Her style is out of this world funny and knowledgeable. Ah, we need to let high school students have a look in this book! The book is exactly what the subtitle says "An irreverent guide to the classics, from Homer to Faulkner". Each classic book is graded on Importance, Difficulty, and Fun, and she of course admits that that is a very subjective scale she has graded these on. She is not always trying to be dead serious, which is what I like, but some other bibliophiles that have reviewed this book have a problem with that. 4 stars.
The writing is exquisite, intellectually so rewarding, and she makes you think. There was much more anti-woman stuff going on in academia going on back then, but some things are still the same. And many things that we struggle with today have not changed at all, and they are not based on gender. People unwilling to change, people that want too much change, the will to look beyond what you have learned in the class, the willingness to discuss without arguing, and so on.
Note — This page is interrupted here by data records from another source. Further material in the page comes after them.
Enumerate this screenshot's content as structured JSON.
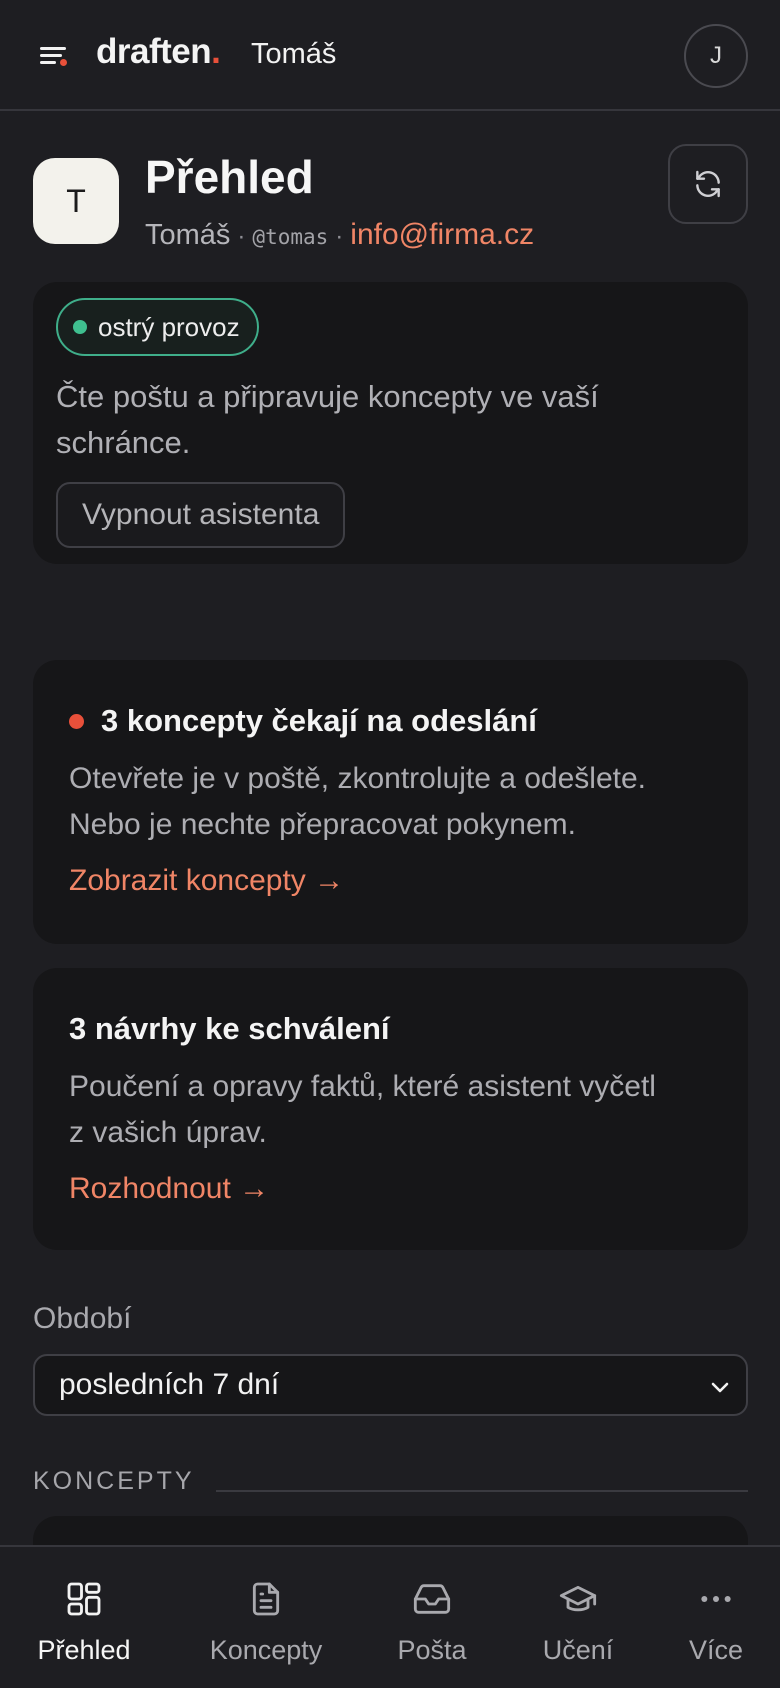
{
  "topbar": {
    "brand_name": "draften",
    "brand_dot": ".",
    "user_name": "Tomáš",
    "avatar_initial": "J"
  },
  "profile": {
    "avatar_initial": "T",
    "title": "Přehled",
    "name": "Tomáš",
    "separator": "·",
    "handle": "@tomas",
    "email": "info@firma.cz"
  },
  "status": {
    "badge": "ostrý provoz",
    "description": "Čte poštu a připravuje koncepty ve vaší schránce.",
    "toggle_button": "Vypnout asistenta"
  },
  "alerts": [
    {
      "title": "3 koncepty čekají na odeslání",
      "line1": "Otevřete je v poště, zkontrolujte a odešlete.",
      "line2": "Nebo je nechte přepracovat pokynem.",
      "link": "Zobrazit koncepty →"
    },
    {
      "title": "3 návrhy ke schválení",
      "line1": "Poučení a opravy faktů, které asistent vyčetl",
      "line2": "z vašich úprav.",
      "link": "Rozhodnout →"
    }
  ],
  "period": {
    "label": "Období",
    "selected": "posledních 7 dní"
  },
  "section": {
    "label": "KONCEPTY"
  },
  "nav": {
    "items": [
      {
        "label": "Přehled",
        "icon": "dashboard-icon",
        "active": true
      },
      {
        "label": "Koncepty",
        "icon": "document-icon",
        "active": false
      },
      {
        "label": "Pošta",
        "icon": "inbox-icon",
        "active": false
      },
      {
        "label": "Učení",
        "icon": "graduation-cap-icon",
        "active": false
      },
      {
        "label": "Více",
        "icon": "more-dots-icon",
        "active": false
      }
    ]
  },
  "colors": {
    "background": "#1e1e22",
    "card": "#161618",
    "accent": "#f08566",
    "brand_dot": "#e8503a",
    "live_green": "#3fbf8f"
  }
}
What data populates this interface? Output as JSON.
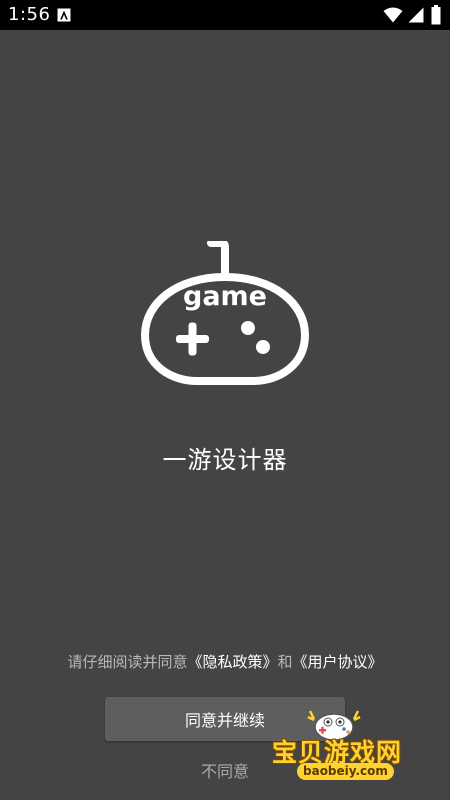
{
  "status_bar": {
    "time": "1:56",
    "notification_icon": "a-box-icon",
    "wifi_icon": "wifi-icon",
    "signal_icon": "signal-icon",
    "battery_icon": "battery-icon"
  },
  "splash": {
    "logo_text": "game",
    "app_name": "一游设计器"
  },
  "agreement": {
    "prefix": "请仔细阅读并同意",
    "privacy_link": "《隐私政策》",
    "conjunction": "和",
    "terms_link": "《用户协议》"
  },
  "actions": {
    "agree_label": "同意并继续",
    "disagree_label": "不同意"
  },
  "watermark": {
    "title": "宝贝游戏网",
    "url": "baobeiy.com"
  },
  "colors": {
    "background": "#444444",
    "button": "#5e5e5e",
    "watermark": "#ffd230"
  }
}
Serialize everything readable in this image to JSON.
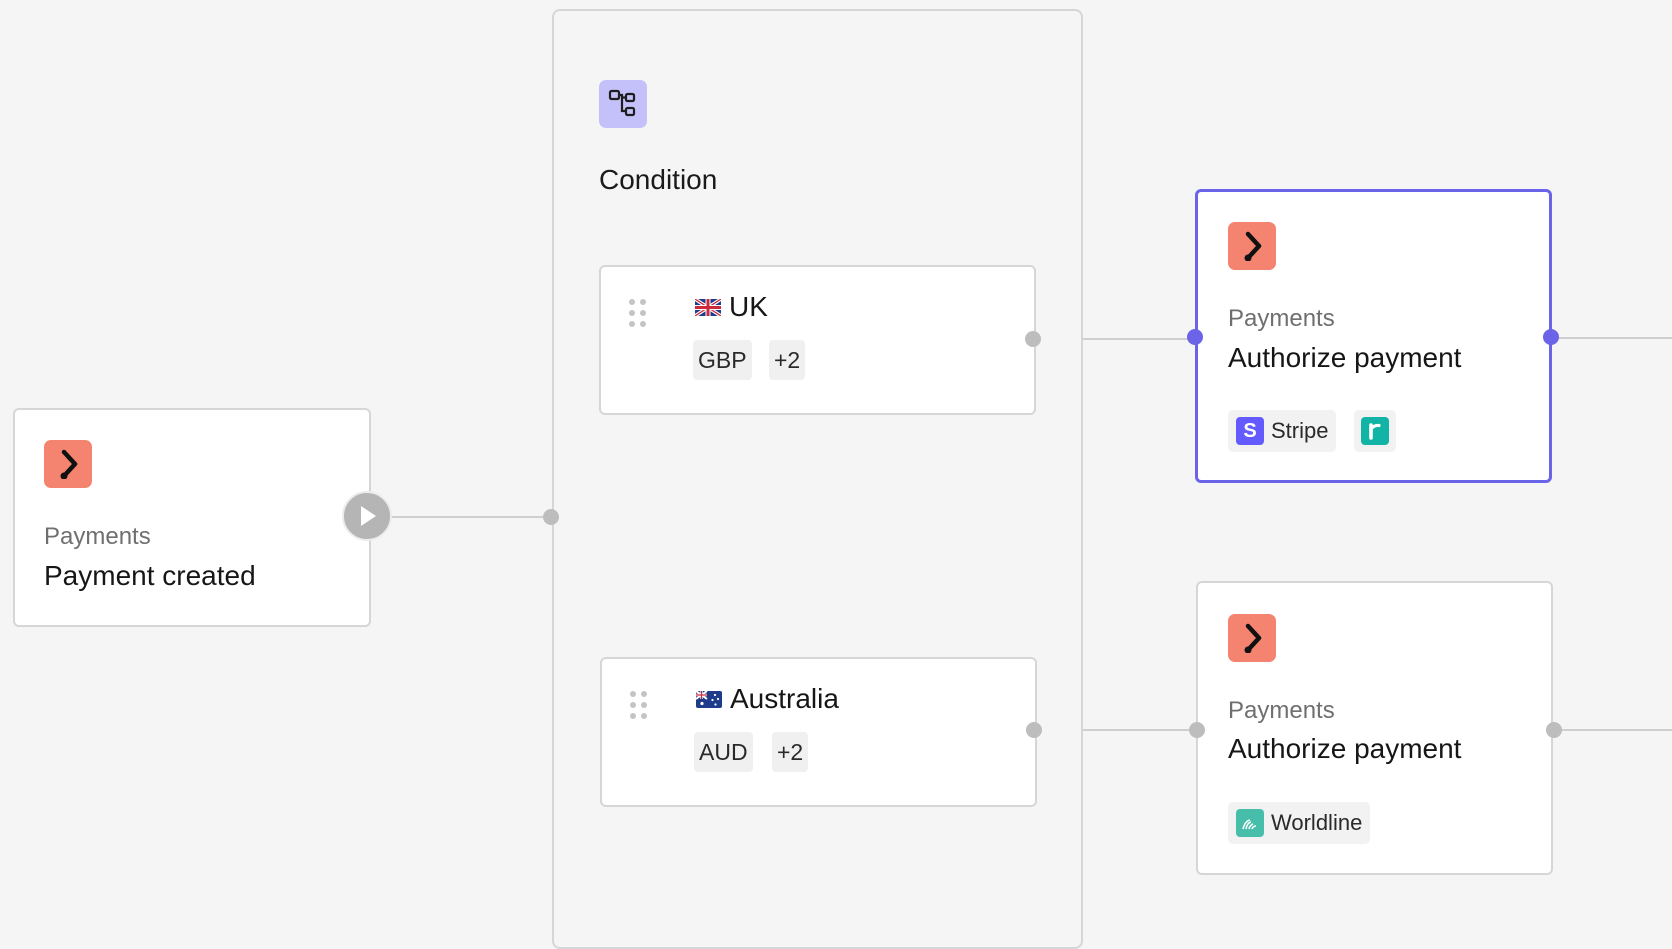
{
  "trigger": {
    "category": "Payments",
    "title": "Payment created",
    "icon": "payments-app-icon",
    "run_icon": "play-icon"
  },
  "condition": {
    "title": "Condition",
    "icon": "branch-condition-icon",
    "branches": [
      {
        "flag": "uk-flag-icon",
        "name": "UK",
        "currency": "GBP",
        "more": "+2"
      },
      {
        "flag": "australia-flag-icon",
        "name": "Australia",
        "currency": "AUD",
        "more": "+2"
      }
    ]
  },
  "actions": [
    {
      "category": "Payments",
      "title": "Authorize payment",
      "selected": true,
      "processors": [
        {
          "name": "Stripe",
          "icon": "stripe-icon"
        },
        {
          "name": "",
          "icon": "processor-r-icon"
        }
      ]
    },
    {
      "category": "Payments",
      "title": "Authorize payment",
      "selected": false,
      "processors": [
        {
          "name": "Worldline",
          "icon": "worldline-icon"
        }
      ]
    }
  ],
  "colors": {
    "canvas": "#f5f5f5",
    "accent": "#6b63e8",
    "app_icon": "#f4846f",
    "condition_icon": "#c4c1fa",
    "stripe": "#635bff",
    "processor_r": "#12b5a5",
    "worldline": "#46beaa"
  }
}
I admire her, she has been a big inspiration in my recent work. She tries to change the view of some older professors, make reformations in educational thinking, and is seen as a rebellion, but it is how things have to be done. The world changes and so do we and so do how we do things. This book I am keeping! 5 stars.
Grade? I am not sure. Maybe 2-3 stars, but it has certainly historic interest and I would have loved this book when I was 12-14 years old. I learned a lot of useful information that I probably won't have much use for in my life, but that is OK. One day it might come in very handy.